The null distribution shows why. Because all three communities have richness eight, they share one null distribution: the spread of MPD over random eight-species draws from this tree. Plotting it with the three observed values marked makes the asymmetry visible.
faint <- "#5d6b61"
te <- theme_minimal(base_size = 12) + theme(
panel.grid.minor = element_blank(),
panel.grid.major = element_line(color = line_col, linewidth = 0.3),
plot.background = element_rect(fill = paper, color = NA),
panel.background = element_rect(fill = paper, color = NA),
axis.title = element_text(color = "#46604a"),
legend.position = "top", legend.title = element_blank())
set.seed(42)
draws <- replicate(999, mpd(comm, taxaShuffle(cophen))) # one row per community, identical in distribution
nulls <- data.frame(MPD = as.vector(draws))
obs <- data.frame(
community = factor(rownames(comm), levels = c("clustered", "random", "overdispersed")),
MPD = as.numeric(mpdv), z = round(smpd$mpd.obs.z, 1))
cols <- c(clustered = forest_col, random = gold, overdispersed = red)
obs$lab <- sprintf("%s\nSES %.1f", obs$community, obs$z)
ggplot(nulls, aes(MPD)) +
geom_histogram(bins = 40, fill = line_col, color = paper, linewidth = 0.15) +
geom_vline(data = obs, aes(xintercept = MPD, color = community), linewidth = 1.0) +
geom_text(data = obs, aes(x = MPD, y = Inf, label = lab, color = community),
angle = 90, hjust = 1.05, vjust = -0.35, size = 3.0, lineheight = 0.9,
show.legend = FALSE) +
scale_color_manual(values = cols) +
labs(x = "mean pairwise distance (MPD) under taxa.labels null", y = "simulations") +
coord_cartesian(xlim = c(0.4, 2.7)) + te
The null distribution is left-skewed.
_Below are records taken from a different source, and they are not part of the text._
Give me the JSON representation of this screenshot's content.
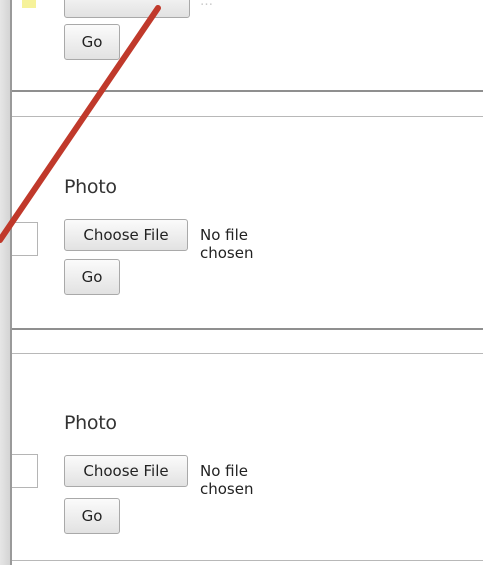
{
  "sections": [
    {
      "go_label": "Go",
      "faded_text": "…"
    },
    {
      "label": "Photo",
      "choose_label": "Choose File",
      "no_file_text": "No file chosen",
      "go_label": "Go"
    },
    {
      "label": "Photo",
      "choose_label": "Choose File",
      "no_file_text": "No file chosen",
      "go_label": "Go"
    }
  ],
  "colors": {
    "annotation": "#c0392b",
    "divider": "#8f8f8f",
    "yellow_mark": "#f6f29a"
  }
}
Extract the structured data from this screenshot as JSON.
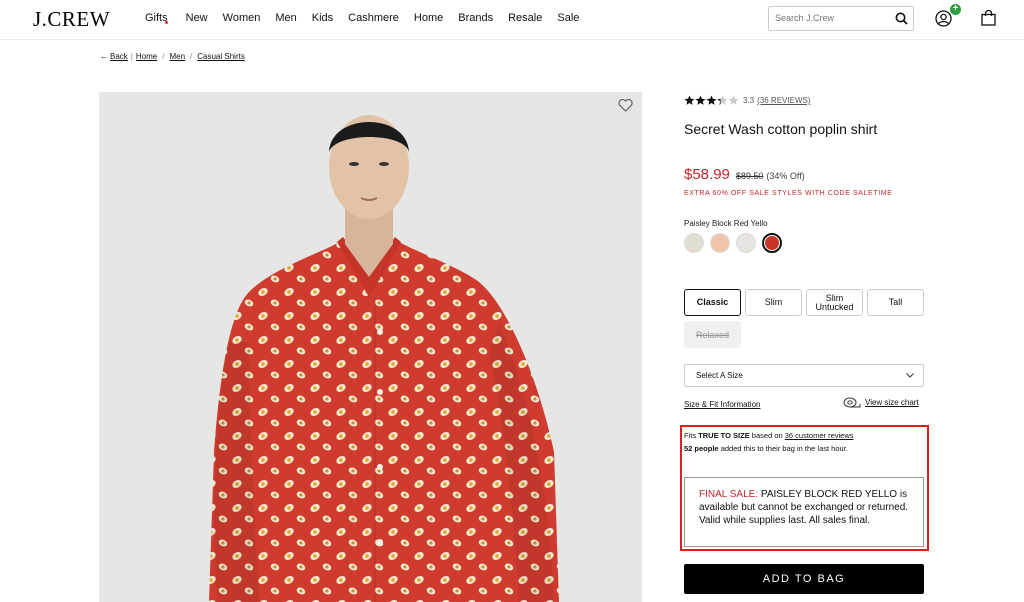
{
  "header": {
    "logo": "J.CREW",
    "nav": [
      "Gifts",
      "New",
      "Women",
      "Men",
      "Kids",
      "Cashmere",
      "Home",
      "Brands",
      "Resale",
      "Sale"
    ],
    "search_placeholder": "Search J.Crew",
    "account_badge": "+"
  },
  "breadcrumb": {
    "back": "Back",
    "items": [
      "Home",
      "Men",
      "Casual Shirts"
    ]
  },
  "product": {
    "rating_value": "3.3",
    "rating_stars": 3.3,
    "reviews_link": "(36 REVIEWS)",
    "title": "Secret Wash cotton poplin shirt",
    "sale_price": "$58.99",
    "original_price": "$89.50",
    "discount": "(34% Off)",
    "promo": "EXTRA 60% OFF SALE STYLES WITH CODE SALETIME",
    "color_name": "Paisley Block Red Yello",
    "swatch_colors": [
      "#e2ddd3",
      "#efc6ac",
      "#e7e4df",
      "#c9342a"
    ],
    "fits": [
      "Classic",
      "Slim",
      "Slim Untucked",
      "Tall"
    ],
    "fit_unavailable": "Relaxed",
    "size_select": "Select A Size",
    "size_fit_link": "Size & Fit Information",
    "size_chart_link": "View size chart",
    "fit_prefix": "Fits ",
    "fit_true": "TRUE TO SIZE",
    "fit_mid": " based on ",
    "fit_reviews": "36 customer reviews",
    "people_count": "52 people",
    "people_text": " added this to their bag in the last hour.",
    "final_sale_label": "FINAL SALE:",
    "final_sale_text": " PAISLEY BLOCK RED YELLO is available but cannot be exchanged or returned. Valid while supplies last. All sales final.",
    "add_to_bag": "ADD TO BAG"
  },
  "colors": {
    "sale_red": "#c0272d",
    "highlight_red": "#e01e1e",
    "shirt_red": "#cf3b2e"
  }
}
Random draws of eight species from this tree almost always span several genera, so their MPD piles up near the high end, and the distribution trails off to the left toward the rare draws that happen to be closely related. A clustered community lands in that long left tail, far from the bulk, and is easy to flag. An overdispersed community can only push to the right, against the compressed upper edge where there is little room to be unusual. This is a documented asymmetry: phylogenetic clustering is generally easier to detect than overdispersion, and detection power for overdispersion is low (Kembel 2009).
Basal versus terminal, and which null
The two effect sizes are not redundant. MPD reads the deep structure of the tree, MNTD the shallow. A community can be clustered at the tips while ordinary at the base, or the reverse. The figure puts both side by side, with the band marking the non-significant zone.
bandfill <- "#e8e7dc"
ses_df <- bind_rows(
data.frame(community = rownames(comm), metric = "MPD (basal)", z = smpd$mpd.obs.z),
data.frame(community = rownames(comm), metric = "MNTD (tip)", z = smntd$mntd.obs.z))
ses_df$community <- factor(ses_df$community, levels = c("overdispersed", "random", "clustered"))
ses_df$metric <- factor(ses_df$metric, levels = c("MPD (basal)", "MNTD (tip)"))
ses_df$sig <- ifelse(abs(ses_df$z) > 1.96, "p < 0.05", "n.s.")
ggplot(ses_df, aes(z, community)) +
annotate("rect", xmin = -1.96, xmax = 1.96, ymin = -Inf, ymax = Inf,
fill = bandfill, alpha = 0.7) +
geom_vline(xintercept = 0, color = faint, linewidth = 0.4) +
geom_segment(aes(x = 0, xend = z, yend = community), color = line_col, linewidth = 1.1) +
geom_point(aes(color = sig), size = 4) +
scale_color_manual(values = c(`p < 0.05` = forest_col, `n.s.` = faint)) +
scale_x_continuous(limits = c(-8.2, 3.2), breaks = seq(-8, 2, 2)) +
facet_wrap(~metric) +
labs(x = "standardized effect size (negative = clustered, positive = overdispersed)",
y = NULL) +
te + theme(panel.grid.major.y = element_blank())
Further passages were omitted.